To get to the back of the house he had led her into a larger room, which—despite the fact that it was packed with guests—was almost as hushed as a library. A few people looked round at Todd—a few even attempted tentative smiles—but nobody made any move to break off their whispered exchanges and approach him, for which Tammy was grateful. The density of famous faces was much the same in here as it had been next door. This really was the crème de la crème: the people who could get a studio to spend several million dollars developing a script by simply hinting that they might be in it when it was finished; the names above the title that audiences knew so well they only used an actor's given name when they were talking about the show: Bruce and Julia and Brad and Tom and all the rest. Next year, some portion of the crowd would have slipped onto the B-list, after a dud or two. But tonight they were at the top of their game; famous among the famous. Tonight there wasn't an agency in the city that wouldn't have signed them on the spot; or a late-night talk-show that wouldn't have bumped Einstein, Van Gogh and the Pope to have them on. They were American royalty, the way that Pickford and Fairbanks had been royalty in the early years. Yes, there were more crowns now; more thrones. But there were also more fans, in every corner of the world, men and women ready to fawn and obsess. In short, none of these were people who hurt for want of admiration. They had a surfeit of it, the way the rest of the world had a surfeit of credit-card debt.

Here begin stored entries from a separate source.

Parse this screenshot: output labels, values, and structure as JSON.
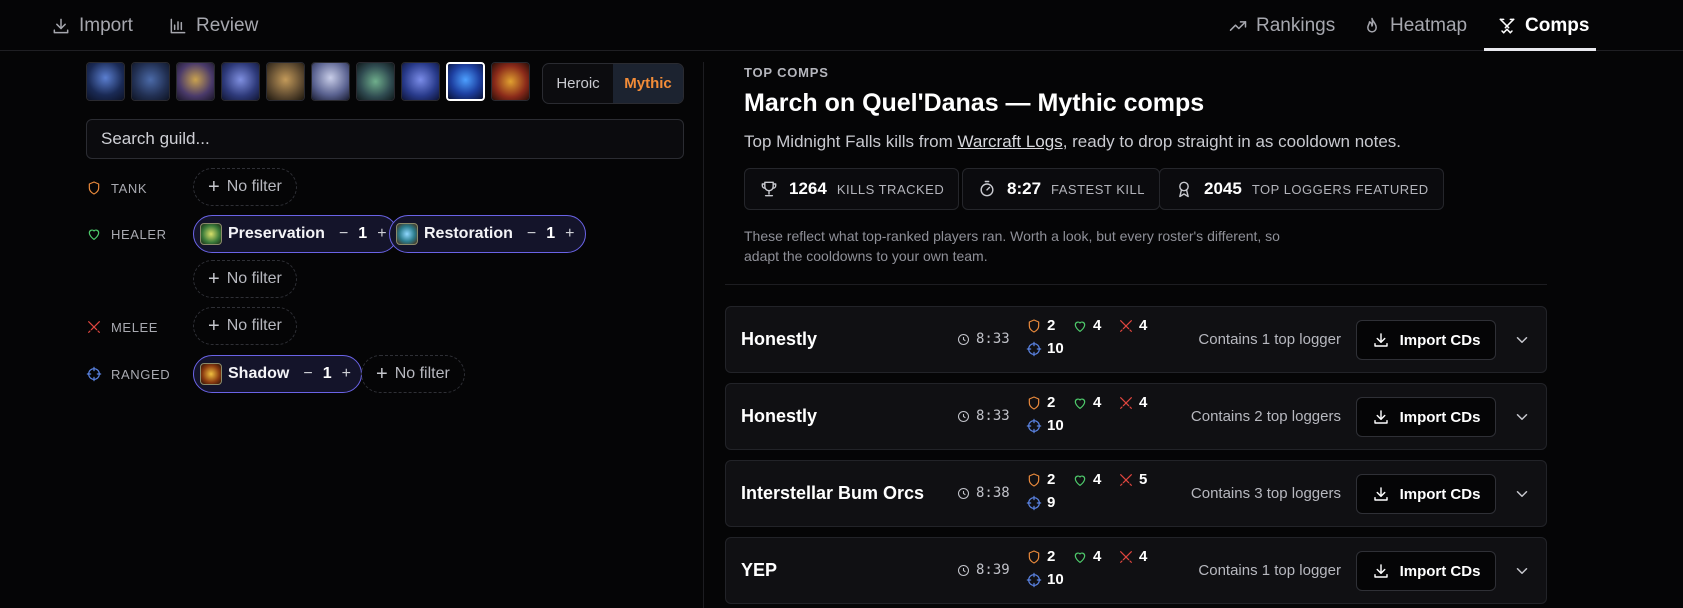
{
  "nav": {
    "left": [
      {
        "label": "Import",
        "icon": "download-icon"
      },
      {
        "label": "Review",
        "icon": "bar-chart-icon"
      }
    ],
    "right": [
      {
        "label": "Rankings",
        "icon": "trending-up-icon"
      },
      {
        "label": "Heatmap",
        "icon": "flame-icon"
      },
      {
        "label": "Comps",
        "icon": "crossed-swords-icon",
        "active": true
      }
    ]
  },
  "bosses": {
    "count": 10,
    "selected_index": 8
  },
  "difficulty": {
    "options": [
      "Heroic",
      "Mythic"
    ],
    "selected": "Mythic",
    "accent": "#f28c38"
  },
  "search": {
    "placeholder": "Search guild..."
  },
  "filters": {
    "no_filter_label": "No filter",
    "tank": {
      "label": "TANK",
      "color": "#e8893c"
    },
    "healer": {
      "label": "HEALER",
      "color": "#4ec96b",
      "specs": [
        {
          "name": "Preservation",
          "count": "1"
        },
        {
          "name": "Restoration",
          "count": "1"
        }
      ]
    },
    "melee": {
      "label": "MELEE",
      "color": "#e0463f"
    },
    "ranged": {
      "label": "RANGED",
      "color": "#5a82e0",
      "specs": [
        {
          "name": "Shadow",
          "count": "1"
        }
      ]
    }
  },
  "header": {
    "kicker": "TOP COMPS",
    "title": "March on Quel'Danas — Mythic comps",
    "subtitle_pre": "Top Midnight Falls kills from ",
    "subtitle_link": "Warcraft Logs",
    "subtitle_post": ", ready to drop straight in as cooldown notes."
  },
  "stats": [
    {
      "value": "1264",
      "label": "KILLS TRACKED",
      "icon": "trophy-icon"
    },
    {
      "value": "8:27",
      "label": "FASTEST KILL",
      "icon": "stopwatch-icon"
    },
    {
      "value": "2045",
      "label": "TOP LOGGERS FEATURED",
      "icon": "award-icon"
    }
  ],
  "note": "These reflect what top-ranked players ran. Worth a look, but every roster's different, so adapt the cooldowns to your own team.",
  "import_label": "Import CDs",
  "comps": [
    {
      "name": "Honestly",
      "time": "8:33",
      "tank": "2",
      "healer": "4",
      "melee": "4",
      "ranged": "10",
      "contains": "Contains 1 top logger"
    },
    {
      "name": "Honestly",
      "time": "8:33",
      "tank": "2",
      "healer": "4",
      "melee": "4",
      "ranged": "10",
      "contains": "Contains 2 top loggers"
    },
    {
      "name": "Interstellar Bum Orcs",
      "time": "8:38",
      "tank": "2",
      "healer": "4",
      "melee": "5",
      "ranged": "9",
      "contains": "Contains 3 top loggers"
    },
    {
      "name": "YEP",
      "time": "8:39",
      "tank": "2",
      "healer": "4",
      "melee": "4",
      "ranged": "10",
      "contains": "Contains 1 top logger"
    }
  ]
}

It was harder, in this more densely-populated space, for people not to concede the presence of Todd, who took hold of several unoffered hands and grabbed a couple of shoulders as he crossed the room, determined that nobody would get away with pretending they hadn't seen him. And when a fragment of conversation did spring up, as it occasionally did, Todd very rapidly (and rather gallantly) made certain that Tammy was introduced into the exchange.

"You don't need to do that," Tammy said, after the third such occasion.

"Yes, I do," Todd replied. "These sonsabitches think they can look the other way and pretend you don't exist. Well fuck 'em. I've starred in movies with some of these assholes. Movies you paid your seven bucks to see. And they were mostly shit pictures. So I figure they owe you a seven-buck handshake."

She laughed out loud, thoroughly entertained by his heretical talk. Whatever happened after this, she thought (and no fairy-tale lasted forever), she'd at least have this extraordinary memory to treasure: walking arm-in-arm with the only man she'd ever really loved through a crowd of fools, knowing that even if they didn't look at her they still knew she was there. And when she'd gone she'd be somebody they'd never be able to figure out, which suited her just fine. Let them wonder. It would give them something to do when they were studying their reflections in the morning.

"There's Maxine," Todd said. "Didn't I say she'd be holding court?"

It was a couple of years since Tammy had seen Maxine Frizelle in the flesh. In that time she had projected upon the woman an aura of power which in truth she didn't possess. She was smaller and more fretful-looking than Tammy remembered: the way she was perched in a high-backed chair, her bare feet off the ground, was presumably designed to give off the aura of childlike vulnerability, but in fact suggested just its opposite. The pose looked awkward and artificial; her gaze was woozy rather than happy, and her smile completely false.

Todd let go of Tammy's hand.

"Are you doing this on your own from here?" she said to him.

"I think I ought to."

Tammy shrugged. "Whatever you want."

"I mean, it's going to be difficult."

"Yeah . . ." she said, the observation given credence by the frigid stare they were getting from the patio.

"She's seen you," Tammy said.

She smiled in Maxine's direction. The woman was getting up off her chair, her expression more bemused than angry. She leaned over and whispered something to the young man at her side. He nodded in response, and left the patio, heading indoors and weaving his way through the party-goers toward Tammy and Todd.

Tammy grabbed hold of Todd's hand again. "You know what?" she said.

"What?"

"I was wrong. We're going to do this together."